Step 4: Structured reintroduction. Each food is reintroduced methodically with documented symptom tracking. The goal is maximum dietary variety with minimum symptoms — not permanent restriction.

Step 5: Root cause resolution. If food intolerances are identified, I do not stop at avoidance. I investigate why the intolerance exists. Is the gut barrier compromised (leaky gut)? Is there bacterial overgrowth affecting digestion? Is there enzyme insufficiency that can be supported? Many food intolerances resolve once the underlying gut health issue is addressed — meaning that foods that once triggered symptoms can be safely reintroduced after gut healing.

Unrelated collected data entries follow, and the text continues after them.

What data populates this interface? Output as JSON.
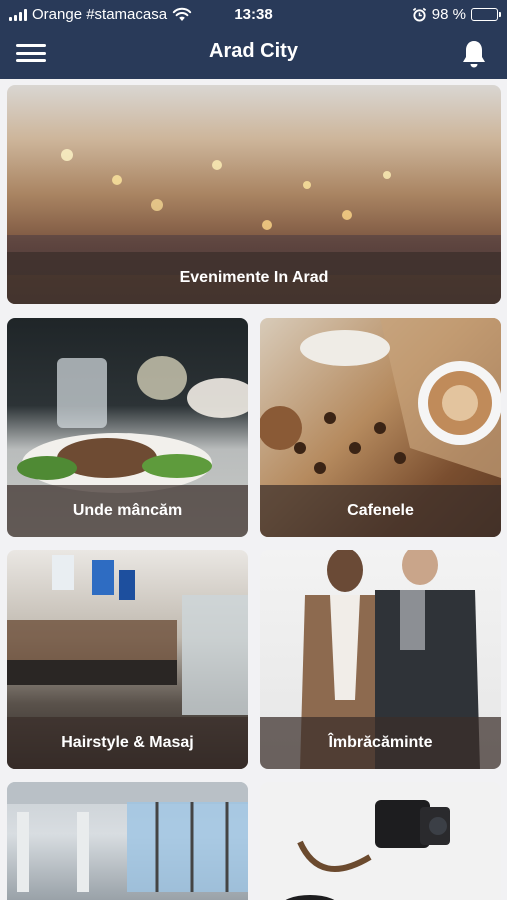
{
  "status_bar": {
    "carrier": "Orange #stamacasa",
    "time": "13:38",
    "battery_percent": "98 %",
    "signal_icon": "signal-bars-icon",
    "wifi_icon": "wifi-icon",
    "alarm_icon": "alarm-clock-icon",
    "battery_level": 0.98
  },
  "nav": {
    "title": "Arad City",
    "menu_icon": "hamburger-menu-icon",
    "notifications_icon": "bell-icon"
  },
  "categories": [
    {
      "label": "Evenimente In Arad"
    },
    {
      "label": "Unde mâncăm"
    },
    {
      "label": "Cafenele"
    },
    {
      "label": "Hairstyle & Masaj"
    },
    {
      "label": "Îmbrăcăminte"
    },
    {
      "label": ""
    },
    {
      "label": ""
    }
  ],
  "colors": {
    "header_bg": "#293a59",
    "label_overlay": "#3a2e2a",
    "battery_green": "#4cd964"
  }
}
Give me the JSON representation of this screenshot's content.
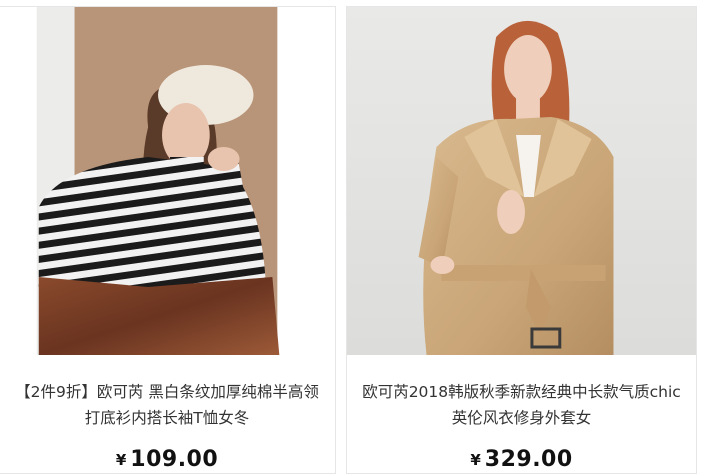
{
  "products": [
    {
      "title_line1": "【2件9折】欧可芮 黑白条纹加厚纯棉半高领",
      "title_line2": "打底衫内搭长袖T恤女冬",
      "currency": "¥",
      "price": "109.00",
      "image": "model-striped-turtleneck-beret"
    },
    {
      "title_line1": "欧可芮2018韩版秋季新款经典中长款气质chic",
      "title_line2": "英伦风衣修身外套女",
      "currency": "¥",
      "price": "329.00",
      "image": "model-beige-trench-coat"
    }
  ]
}
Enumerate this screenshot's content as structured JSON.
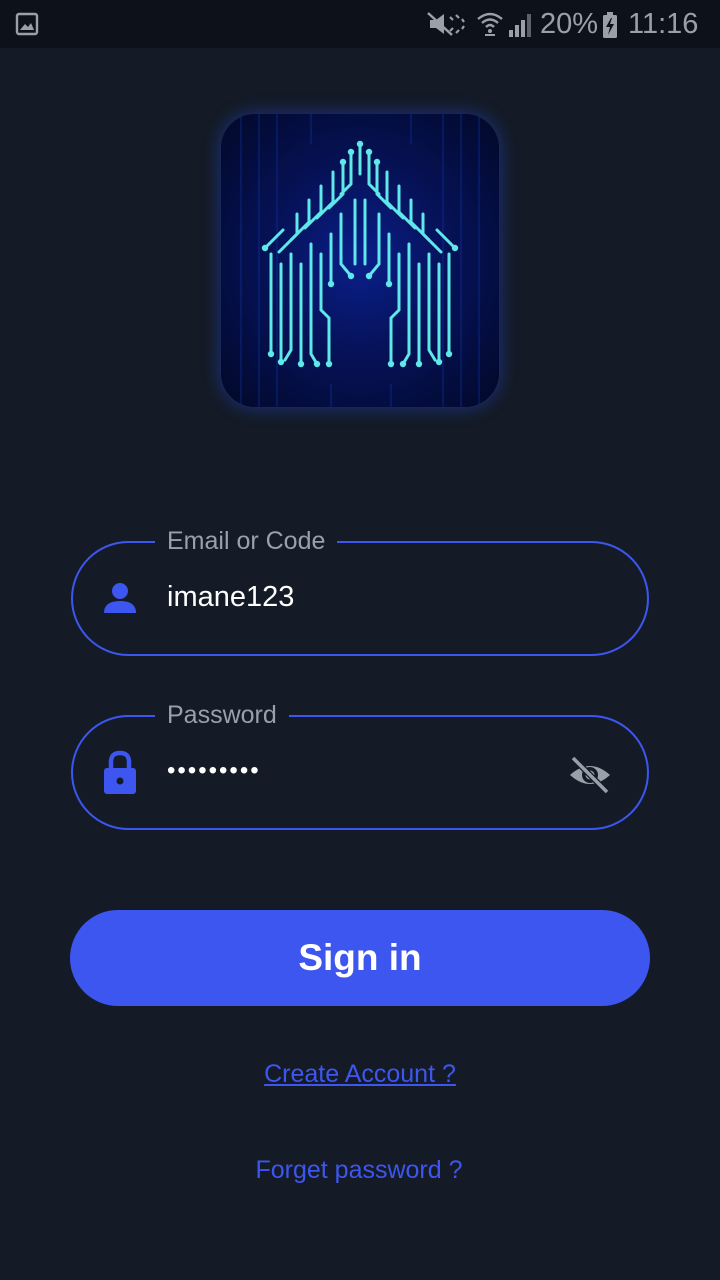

This is what distinguishes clinical nutrition from generic dietary advice. The goal is not a shrinking list of "safe" foods. The goal is a robust, diverse diet supported by a healthy, resilient digestive system.

Key Takeaways

  • Food allergy (IgE-mediated) and food intolerance (non-IgE) are fundamentally different conditions requiring different management approaches.
  • True food allergies are rapid (minutes to 2 hours), consistent, potentially severe, and require strict avoidance.
  • Food intolerances are delayed (hours to days), dose-dependent, variable, and often reversible with gut healing.
  • Common Indian food triggers include wheat (high gluten exposure in North Indian diets), dairy (60-70% of Indian adults have some lactose malabsorption), soy, and specific legumes.
  • IgG food panels are not recommended — they detect normal immune responses, not pathological intolerances.
  • The elimination diet is the gold standard for identifying intolerances: remove, observe, reintroduce systematically.
  • A structured symptom diary is a practical alternative when a full elimination diet is not feasible.
  • Food intolerances are often secondary to gut health issues and may resolve once the underlying cause is addressed.

Confused about whether your symptoms are an allergy or an intolerance? Take the Yogyaahar Gut Health Quiz for an initial assessment, or book a consultation to begin a structured food sensitivity investigation: Take the Gut Health Quiz

Medical Disclaimer: This article is for educational purposes only and does not constitute medical advice. If you suspect a food allergy — particularly if you have experienced throat swelling, breathing difficulty, or anaphylaxis — seek immediate medical evaluation from an allergist. Do not attempt to self-diagnose or self-treat food allergies. Food intolerances, while generally not life-threatening, can significantly impact quality of life and nutritional status if managed without professional guidance. Elimination diets should ideally be supervised by a qualified clinical nutritionist to prevent nutritional deficiencies. Individual responses to foods vary significantly — what triggers symptoms in one person may be perfectly tolerated by another.